米国のルー財務長官は27日、米CNBCとのインタビューで、英国民投票後の金融市場について「危機が発生しているとの感覚は全くない」と述べ、「(英国のEU離脱決定が)市場に影響がないとは言わないが、これまでのところ一定の秩序を保った影響」と指摘。為替介入については、「市場が無秩序な動きになっているなどの理由が必要」との見解を示しました。

日経平均の終値は、前日比13.93円高の15,323.14円でした。一時は、前日終値比300円以上値下がりし、15,000円を割り込んだものの、その後反発。午後には、一時15,400円台を回復する場面がありました。


[これからの展開]

英国民投票の結果を受けて、市場のFRB(米連邦準備理事会)に対する金融政策見通しが大きく変化しました。市場の金融政策見通しを反映するFF金利先物では、27日時点でFRBが年内に利上げを行う確率は「7.7%」、利下げの確率が「20.4%」織り込まれています。20日時点では、年内利上げの確率が「46.3%」、利下げの確率は「0%」でした。この1週間で、FRBの金融政策見通しが大きく変化したことが確認できます。
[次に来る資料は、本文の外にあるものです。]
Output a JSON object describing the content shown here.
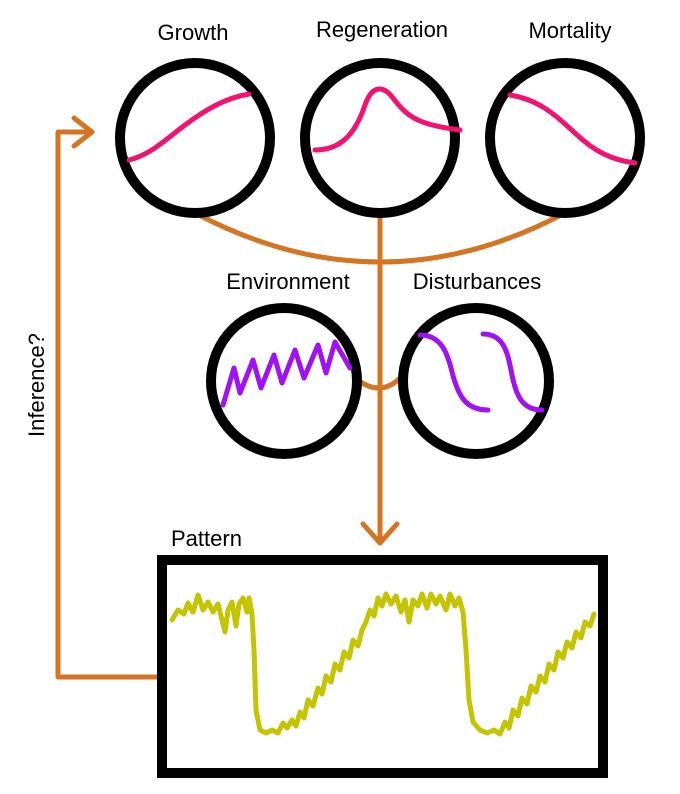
{
  "labels": {
    "growth": "Growth",
    "regeneration": "Regeneration",
    "mortality": "Mortality",
    "environment": "Environment",
    "disturbances": "Disturbances",
    "pattern": "Pattern",
    "inference": "Inference?"
  },
  "colors": {
    "process_curve": "#f2126f",
    "driver_curve": "#a012f2",
    "pattern_series": "#c4c400",
    "flow_arrow": "#d47524",
    "outline": "#000000"
  }
}
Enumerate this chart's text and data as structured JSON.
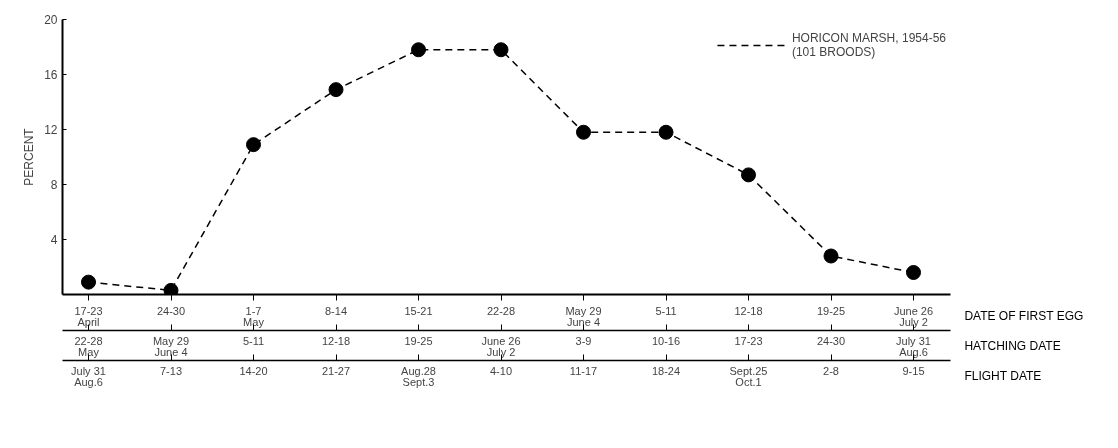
{
  "chart_data": {
    "type": "line",
    "ylabel": "PERCENT",
    "xlabel": "DATE OF FIRST EGG",
    "categories": [
      "17-23\nApril",
      "24-30",
      "1-7\nMay",
      "8-14",
      "15-21",
      "22-28",
      "May 29\nJune 4",
      "5-11",
      "12-18",
      "19-25",
      "June 26\nJuly 2"
    ],
    "series": [
      {
        "name": "HORICON MARSH, 1954-56\n(101 BROODS)",
        "color": "#000000",
        "values": [
          0.9,
          0.3,
          10.9,
          14.9,
          17.8,
          17.8,
          11.8,
          11.8,
          8.7,
          2.8,
          1.6
        ]
      }
    ],
    "ylim": [
      0,
      20
    ],
    "yticks": [
      4,
      8,
      12,
      16,
      20
    ],
    "grid": false,
    "legend": "top right",
    "marker": "circle",
    "line_style": "dashed",
    "annotations": [
      "22-28\nMay",
      "May 29\nJune 4",
      "5-11",
      "12-18",
      "19-25",
      "June 26\nJuly 2",
      "3-9",
      "10-16",
      "17-23",
      "24-30",
      "July 31\nAug.6",
      "HATCHING DATE",
      "July 31\nAug.6",
      "7-13",
      "14-20",
      "21-27",
      "Aug.28\nSept.3",
      "4-10",
      "11-17",
      "18-24",
      "Sept.25\nOct.1",
      "2-8",
      "9-15",
      "FLIGHT DATE"
    ]
  }
}
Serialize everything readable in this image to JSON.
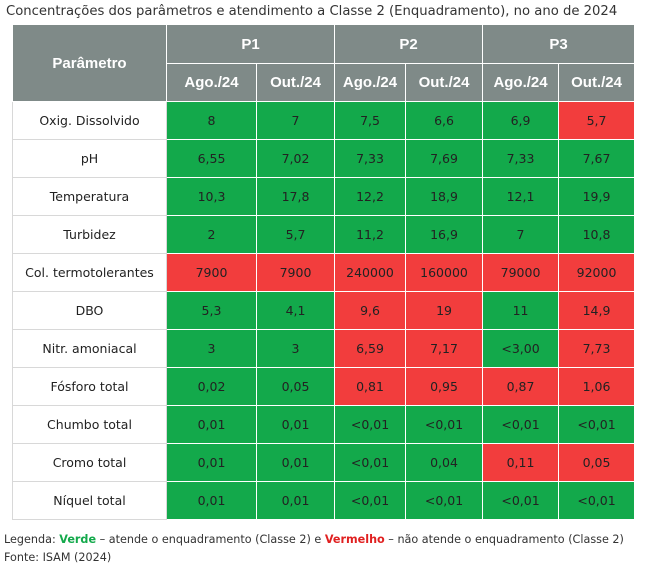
{
  "title": "Concentrações dos parâmetros e atendimento a Classe 2 (Enquadramento), no ano de 2024",
  "table": {
    "param_header": "Parâmetro",
    "groups": [
      "P1",
      "P2",
      "P3"
    ],
    "subheaders": [
      "Ago./24",
      "Out./24",
      "Ago./24",
      "Out./24",
      "Ago./24",
      "Out./24"
    ],
    "colors": {
      "green": "#13a94b",
      "red": "#f23d3d",
      "header": "#7f8a88"
    },
    "rows": [
      {
        "name": "Oxig. Dissolvido",
        "values": [
          "8",
          "7",
          "7,5",
          "6,6",
          "6,9",
          "5,7"
        ],
        "status": [
          "green",
          "green",
          "green",
          "green",
          "green",
          "red"
        ]
      },
      {
        "name": "pH",
        "values": [
          "6,55",
          "7,02",
          "7,33",
          "7,69",
          "7,33",
          "7,67"
        ],
        "status": [
          "green",
          "green",
          "green",
          "green",
          "green",
          "green"
        ]
      },
      {
        "name": "Temperatura",
        "values": [
          "10,3",
          "17,8",
          "12,2",
          "18,9",
          "12,1",
          "19,9"
        ],
        "status": [
          "green",
          "green",
          "green",
          "green",
          "green",
          "green"
        ]
      },
      {
        "name": "Turbidez",
        "values": [
          "2",
          "5,7",
          "11,2",
          "16,9",
          "7",
          "10,8"
        ],
        "status": [
          "green",
          "green",
          "green",
          "green",
          "green",
          "green"
        ]
      },
      {
        "name": "Col. termotolerantes",
        "values": [
          "7900",
          "7900",
          "240000",
          "160000",
          "79000",
          "92000"
        ],
        "status": [
          "red",
          "red",
          "red",
          "red",
          "red",
          "red"
        ]
      },
      {
        "name": "DBO",
        "values": [
          "5,3",
          "4,1",
          "9,6",
          "19",
          "11",
          "14,9"
        ],
        "status": [
          "green",
          "green",
          "red",
          "red",
          "green",
          "red"
        ]
      },
      {
        "name": "Nitr. amoniacal",
        "values": [
          "3",
          "3",
          "6,59",
          "7,17",
          "<3,00",
          "7,73"
        ],
        "status": [
          "green",
          "green",
          "red",
          "red",
          "green",
          "red"
        ]
      },
      {
        "name": "Fósforo total",
        "values": [
          "0,02",
          "0,05",
          "0,81",
          "0,95",
          "0,87",
          "1,06"
        ],
        "status": [
          "green",
          "green",
          "red",
          "red",
          "red",
          "red"
        ]
      },
      {
        "name": "Chumbo total",
        "values": [
          "0,01",
          "0,01",
          "<0,01",
          "<0,01",
          "<0,01",
          "<0,01"
        ],
        "status": [
          "green",
          "green",
          "green",
          "green",
          "green",
          "green"
        ]
      },
      {
        "name": "Cromo total",
        "values": [
          "0,01",
          "0,01",
          "<0,01",
          "0,04",
          "0,11",
          "0,05"
        ],
        "status": [
          "green",
          "green",
          "green",
          "green",
          "red",
          "red"
        ]
      },
      {
        "name": "Níquel total",
        "values": [
          "0,01",
          "0,01",
          "<0,01",
          "<0,01",
          "<0,01",
          "<0,01"
        ],
        "status": [
          "green",
          "green",
          "green",
          "green",
          "green",
          "green"
        ]
      }
    ]
  },
  "legend": {
    "prefix": "Legenda: ",
    "green_word": "Verde",
    "green_text": " – atende o enquadramento (Classe 2) e ",
    "red_word": "Vermelho",
    "red_text": " – não atende o enquadramento (Classe 2)"
  },
  "source": "Fonte: ISAM (2024)"
}
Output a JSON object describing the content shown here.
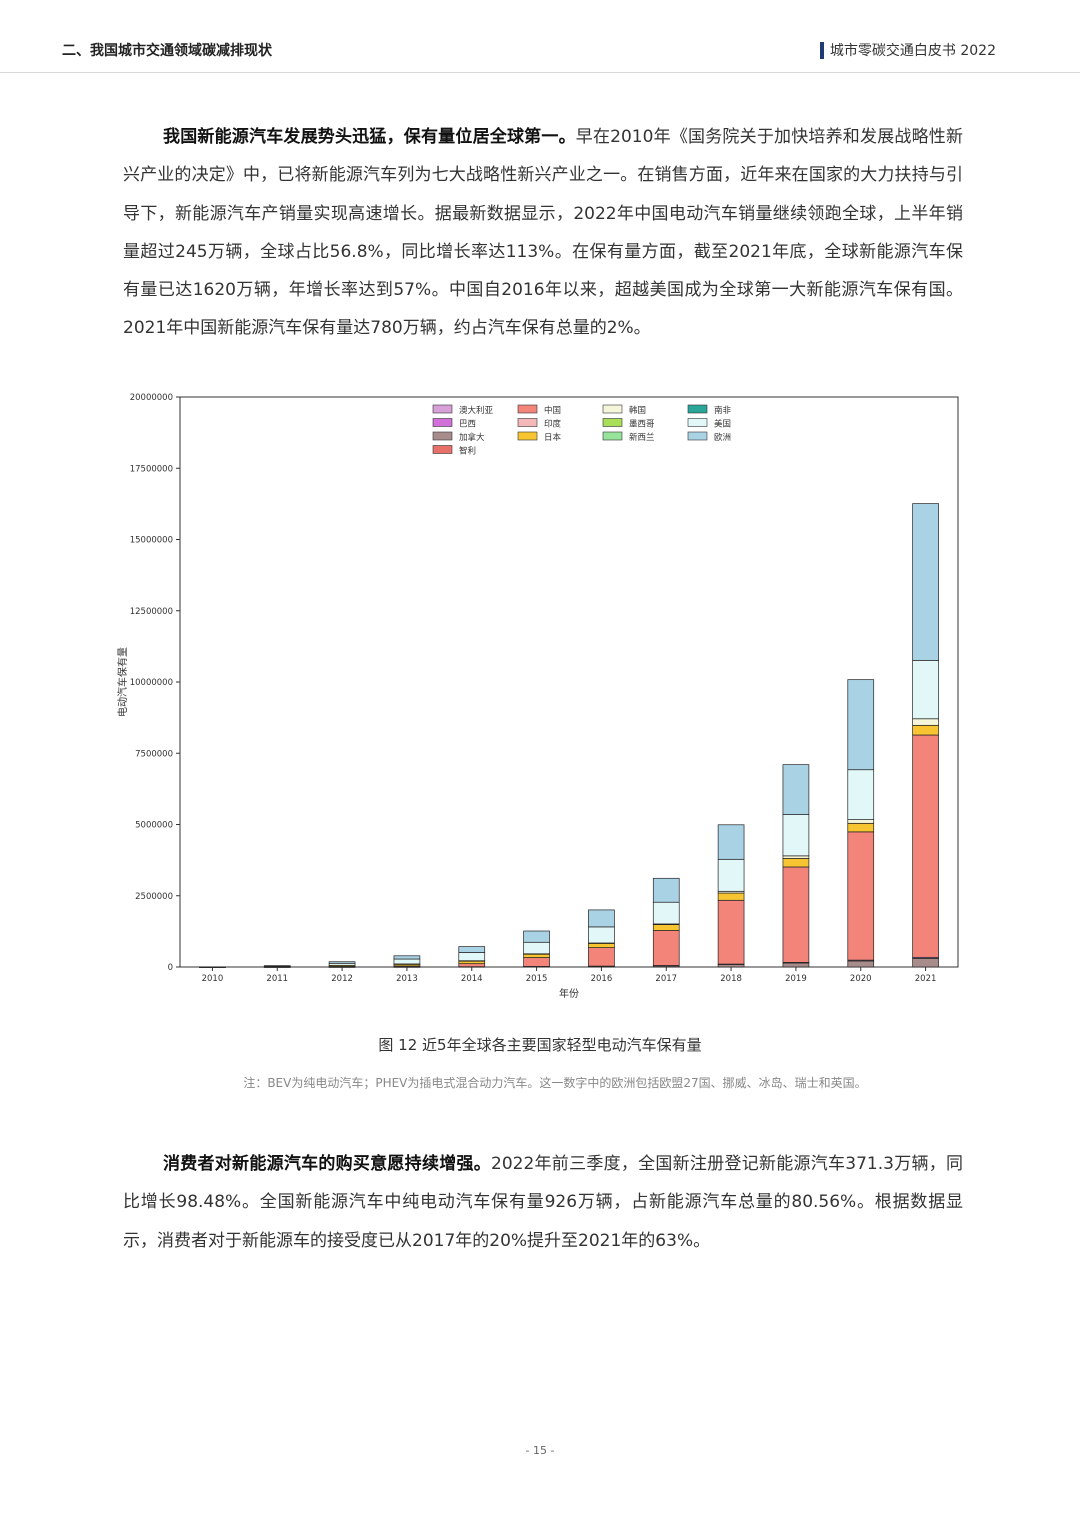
{
  "header": {
    "section_title": "二、我国城市交通领域碳减排现状",
    "doc_title": "城市零碳交通白皮书 2022"
  },
  "para1": {
    "lead": "我国新能源汽车发展势头迅猛，保有量位居全球第一。",
    "body": "早在2010年《国务院关于加快培养和发展战略性新兴产业的决定》中，已将新能源汽车列为七大战略性新兴产业之一。在销售方面，近年来在国家的大力扶持与引导下，新能源汽车产销量实现高速增长。据最新数据显示，2022年中国电动汽车销量继续领跑全球，上半年销量超过245万辆，全球占比56.8%，同比增长率达113%。在保有量方面，截至2021年底，全球新能源汽车保有量已达1620万辆，年增长率达到57%。中国自2016年以来，超越美国成为全球第一大新能源汽车保有国。2021年中国新能源汽车保有量达780万辆，约占汽车保有总量的2%。"
  },
  "figure": {
    "caption": "图 12  近5年全球各主要国家轻型电动汽车保有量",
    "note": "注：BEV为纯电动汽车；PHEV为插电式混合动力汽车。这一数字中的欧洲包括欧盟27国、挪威、冰岛、瑞士和英国。"
  },
  "chart_data": {
    "type": "bar",
    "stacked": true,
    "title": "",
    "xlabel": "年份",
    "ylabel": "电动汽车保有量",
    "ylim": [
      0,
      20000000
    ],
    "yticks": [
      0,
      2500000,
      5000000,
      7500000,
      10000000,
      12500000,
      15000000,
      17500000,
      20000000
    ],
    "ytick_labels": [
      "0",
      "2500000",
      "5000000",
      "7500000",
      "10000000",
      "12500000",
      "15000000",
      "17500000",
      "20000000"
    ],
    "categories": [
      "2010",
      "2011",
      "2012",
      "2013",
      "2014",
      "2015",
      "2016",
      "2017",
      "2018",
      "2019",
      "2020",
      "2021"
    ],
    "legend_position": "top-center",
    "legend_order": [
      "澳大利亚",
      "中国",
      "韩国",
      "南非",
      "巴西",
      "印度",
      "墨西哥",
      "美国",
      "加拿大",
      "日本",
      "新西兰",
      "欧洲",
      "智利"
    ],
    "series": [
      {
        "name": "加拿大",
        "color": "#a88c8c",
        "values": [
          0,
          500,
          2000,
          5000,
          10000,
          18000,
          29000,
          46000,
          93000,
          141000,
          212000,
          300000
        ]
      },
      {
        "name": "巴西",
        "color": "#d070d8",
        "values": [
          0,
          0,
          0,
          0,
          0,
          0,
          0,
          0,
          0,
          0,
          0,
          0
        ]
      },
      {
        "name": "澳大利亚",
        "color": "#d8a0d8",
        "values": [
          0,
          0,
          0,
          0,
          0,
          2000,
          3000,
          7000,
          10000,
          20000,
          30000,
          40000
        ]
      },
      {
        "name": "智利",
        "color": "#e8706a",
        "values": [
          0,
          0,
          0,
          0,
          0,
          0,
          0,
          0,
          0,
          0,
          0,
          0
        ]
      },
      {
        "name": "中国",
        "color": "#f2847a",
        "values": [
          2000,
          7000,
          17000,
          32000,
          107000,
          312000,
          649000,
          1228000,
          2238000,
          3349000,
          4500000,
          7800000
        ]
      },
      {
        "name": "印度",
        "color": "#f4b8b8",
        "values": [
          0,
          0,
          0,
          0,
          0,
          0,
          0,
          0,
          0,
          0,
          0,
          0
        ]
      },
      {
        "name": "日本",
        "color": "#f7c531",
        "values": [
          1000,
          10000,
          40000,
          70000,
          100000,
          126000,
          151000,
          205000,
          255000,
          300000,
          300000,
          340000
        ]
      },
      {
        "name": "墨西哥",
        "color": "#a9df58",
        "values": [
          0,
          0,
          0,
          0,
          0,
          0,
          0,
          0,
          0,
          0,
          0,
          0
        ]
      },
      {
        "name": "新西兰",
        "color": "#98e39c",
        "values": [
          0,
          0,
          0,
          0,
          0,
          0,
          0,
          0,
          0,
          0,
          0,
          0
        ]
      },
      {
        "name": "韩国",
        "color": "#f5f5da",
        "values": [
          0,
          0,
          0,
          1000,
          3000,
          6000,
          11000,
          25000,
          60000,
          90000,
          130000,
          230000
        ]
      },
      {
        "name": "南非",
        "color": "#2aa59a",
        "values": [
          0,
          0,
          0,
          0,
          0,
          0,
          0,
          0,
          0,
          0,
          0,
          0
        ]
      },
      {
        "name": "美国",
        "color": "#e2f7f7",
        "values": [
          1000,
          16000,
          71000,
          172000,
          292000,
          404000,
          564000,
          762000,
          1123000,
          1450000,
          1750000,
          2050000
        ]
      },
      {
        "name": "欧洲",
        "color": "#a9d2e4",
        "values": [
          2000,
          14000,
          55000,
          113000,
          203000,
          395000,
          596000,
          840000,
          1211000,
          1750000,
          3160000,
          5500000
        ]
      }
    ]
  }
}
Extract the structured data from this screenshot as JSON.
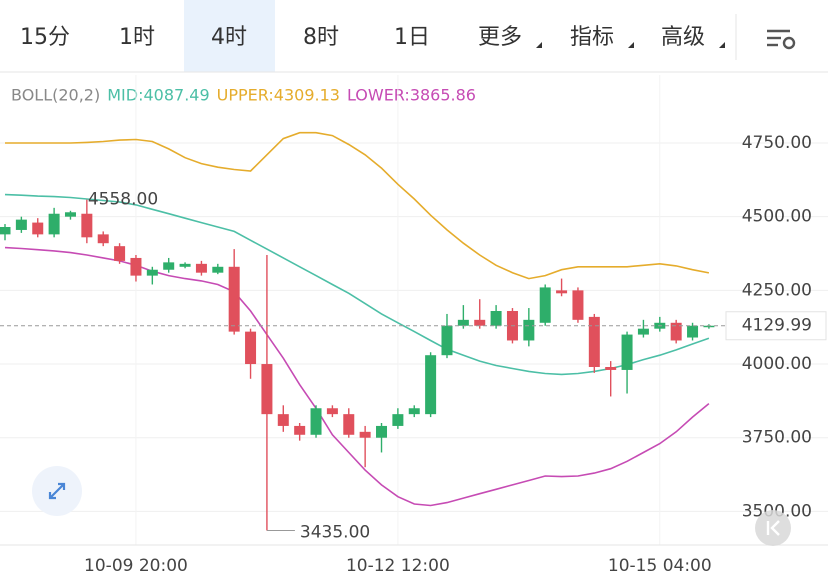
{
  "tabs": [
    "15分",
    "1时",
    "4时",
    "8时",
    "1日",
    "更多",
    "指标",
    "高级"
  ],
  "active_tab": 2,
  "chart_data": {
    "type": "candlestick",
    "indicator": "BOLL(20,2)",
    "categories": [
      null,
      null,
      null,
      null,
      null,
      null,
      null,
      null,
      "10-09 20:00",
      null,
      null,
      null,
      null,
      null,
      null,
      null,
      null,
      null,
      null,
      null,
      null,
      null,
      null,
      null,
      "10-12 12:00",
      null,
      null,
      null,
      null,
      null,
      null,
      null,
      null,
      null,
      null,
      null,
      null,
      null,
      null,
      null,
      "10-15 04:00",
      null,
      null,
      null
    ],
    "open": [
      4440,
      4455,
      4480,
      4440,
      4500,
      4510,
      4440,
      4400,
      4360,
      4300,
      4320,
      4330,
      4340,
      4310,
      4330,
      4110,
      4000,
      3830,
      3790,
      3760,
      3850,
      3830,
      3770,
      3750,
      3790,
      3830,
      3830,
      4030,
      4130,
      4150,
      4130,
      4180,
      4080,
      4140,
      4250,
      4250,
      4160,
      3990,
      3980,
      4100,
      4120,
      4140,
      4090,
      4125
    ],
    "high": [
      4475,
      4500,
      4495,
      4530,
      4520,
      4558,
      4450,
      4410,
      4370,
      4330,
      4360,
      4345,
      4350,
      4340,
      4390,
      4120,
      4370,
      3860,
      3800,
      3860,
      3860,
      3850,
      3790,
      3800,
      3850,
      3860,
      4040,
      4170,
      4200,
      4220,
      4200,
      4190,
      4190,
      4270,
      4290,
      4260,
      4170,
      4010,
      4110,
      4150,
      4160,
      4150,
      4140,
      4135
    ],
    "low": [
      4420,
      4445,
      4430,
      4430,
      4490,
      4410,
      4400,
      4340,
      4280,
      4270,
      4310,
      4325,
      4300,
      4305,
      4100,
      3950,
      3435,
      3770,
      3740,
      3750,
      3820,
      3750,
      3650,
      3700,
      3780,
      3820,
      3820,
      4020,
      4120,
      4120,
      4120,
      4070,
      4060,
      4130,
      4230,
      4140,
      3970,
      3890,
      3900,
      4090,
      4110,
      4070,
      4080,
      4120
    ],
    "close": [
      4465,
      4490,
      4440,
      4510,
      4515,
      4430,
      4410,
      4350,
      4300,
      4320,
      4345,
      4340,
      4310,
      4330,
      4110,
      4000,
      3830,
      3790,
      3760,
      3850,
      3830,
      3760,
      3750,
      3790,
      3830,
      3850,
      4030,
      4130,
      4150,
      4130,
      4180,
      4080,
      4150,
      4260,
      4240,
      4150,
      3990,
      3980,
      4100,
      4120,
      4140,
      4080,
      4130,
      4130
    ],
    "up_color": "#2eae6a",
    "down_color": "#e0505c",
    "series": [
      {
        "name": "MID:4087.49",
        "color": "#4cbfa6",
        "values": [
          4575,
          4573,
          4570,
          4568,
          4565,
          4560,
          4555,
          4550,
          4540,
          4525,
          4510,
          4495,
          4480,
          4465,
          4450,
          4420,
          4390,
          4360,
          4330,
          4300,
          4270,
          4240,
          4205,
          4170,
          4140,
          4110,
          4080,
          4050,
          4030,
          4010,
          3995,
          3985,
          3975,
          3968,
          3965,
          3968,
          3975,
          3985,
          3998,
          4015,
          4030,
          4048,
          4068,
          4087.49
        ]
      },
      {
        "name": "UPPER:4309.13",
        "color": "#e5ac2c",
        "values": [
          4750,
          4750,
          4750,
          4750,
          4750,
          4752,
          4755,
          4760,
          4762,
          4755,
          4730,
          4700,
          4680,
          4668,
          4660,
          4655,
          4710,
          4765,
          4785,
          4785,
          4775,
          4745,
          4710,
          4665,
          4610,
          4560,
          4505,
          4455,
          4410,
          4370,
          4335,
          4310,
          4290,
          4300,
          4320,
          4330,
          4330,
          4330,
          4330,
          4335,
          4340,
          4333,
          4320,
          4309.13
        ]
      },
      {
        "name": "LOWER:3865.86",
        "color": "#c64bb4",
        "values": [
          4395,
          4392,
          4388,
          4384,
          4378,
          4370,
          4360,
          4350,
          4335,
          4315,
          4300,
          4290,
          4282,
          4270,
          4245,
          4180,
          4100,
          4020,
          3930,
          3850,
          3760,
          3700,
          3640,
          3590,
          3550,
          3525,
          3520,
          3530,
          3545,
          3560,
          3575,
          3590,
          3605,
          3620,
          3618,
          3620,
          3630,
          3645,
          3670,
          3700,
          3730,
          3770,
          3820,
          3865.86
        ]
      }
    ],
    "max_label": "4558.00",
    "min_label": "3435.00",
    "last_price": 4129.99,
    "ylim": [
      3386,
      4862
    ],
    "yticks": [
      {
        "value": 3500,
        "label": "3500.00"
      },
      {
        "value": 3750,
        "label": "3750.00"
      },
      {
        "value": 4000,
        "label": "4000.00"
      },
      {
        "value": 4250,
        "label": "4250.00"
      },
      {
        "value": 4500,
        "label": "4500.00"
      },
      {
        "value": 4750,
        "label": "4750.00"
      }
    ],
    "grid": true
  }
}
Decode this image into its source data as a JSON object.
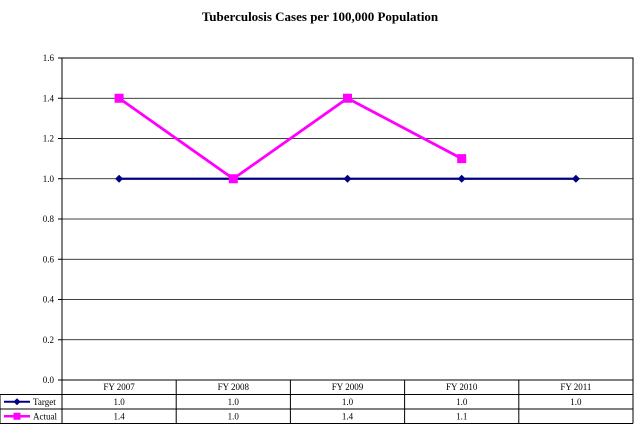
{
  "chart_data": {
    "type": "line",
    "title": "Tuberculosis Cases per 100,000 Population",
    "categories": [
      "FY 2007",
      "FY 2008",
      "FY 2009",
      "FY 2010",
      "FY 2011"
    ],
    "ylim": [
      0,
      1.6
    ],
    "yticks": [
      "0.0",
      "0.2",
      "0.4",
      "0.6",
      "0.8",
      "1.0",
      "1.2",
      "1.4",
      "1.6"
    ],
    "grid": true,
    "legend": "data-table",
    "series": [
      {
        "name": "Target",
        "values": [
          1.0,
          1.0,
          1.0,
          1.0,
          1.0
        ],
        "labels": [
          "1.0",
          "1.0",
          "1.0",
          "1.0",
          "1.0"
        ],
        "color": "#000080",
        "marker": "diamond"
      },
      {
        "name": "Actual",
        "values": [
          1.4,
          1.0,
          1.4,
          1.1,
          null
        ],
        "labels": [
          "1.4",
          "1.0",
          "1.4",
          "1.1",
          ""
        ],
        "color": "#ff00ff",
        "marker": "square"
      }
    ]
  }
}
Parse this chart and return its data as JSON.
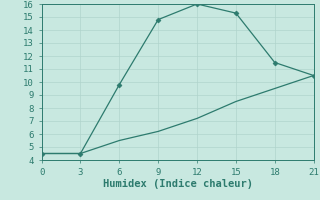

一方、RBA(豪準備銀行)が年内に利下げを行う確率は、OIS(翌日物金利スワップ)では81.8%織り込まれています(27日時点)。同じくRBNZ(NZ準備銀行)の年内利下げの確率は80.7%です。20日時点では、RBAが64.3%、RBNZが66.6%でした。

RBAやRBNZの利下げの確率は上昇したものの、以前から両中銀の次の一手は「利下げ」とみられていました。次の一手が「利上げ」と予想されていたFRBの変化に比べれば、そのインパクトは薄いかもしれません。

英国民投票を受けてリスク回避の動きが強まったことで、豪ドル/米ドルやNZドル/米ドルは軟調に推移しています。ただし、金融市場の動揺が落ち着けば、各国の金融政策が着目される可能性があります。その場合、豪ドル/米ドルやNZドル/米ドルは上昇基調を再び強めるかもしれません。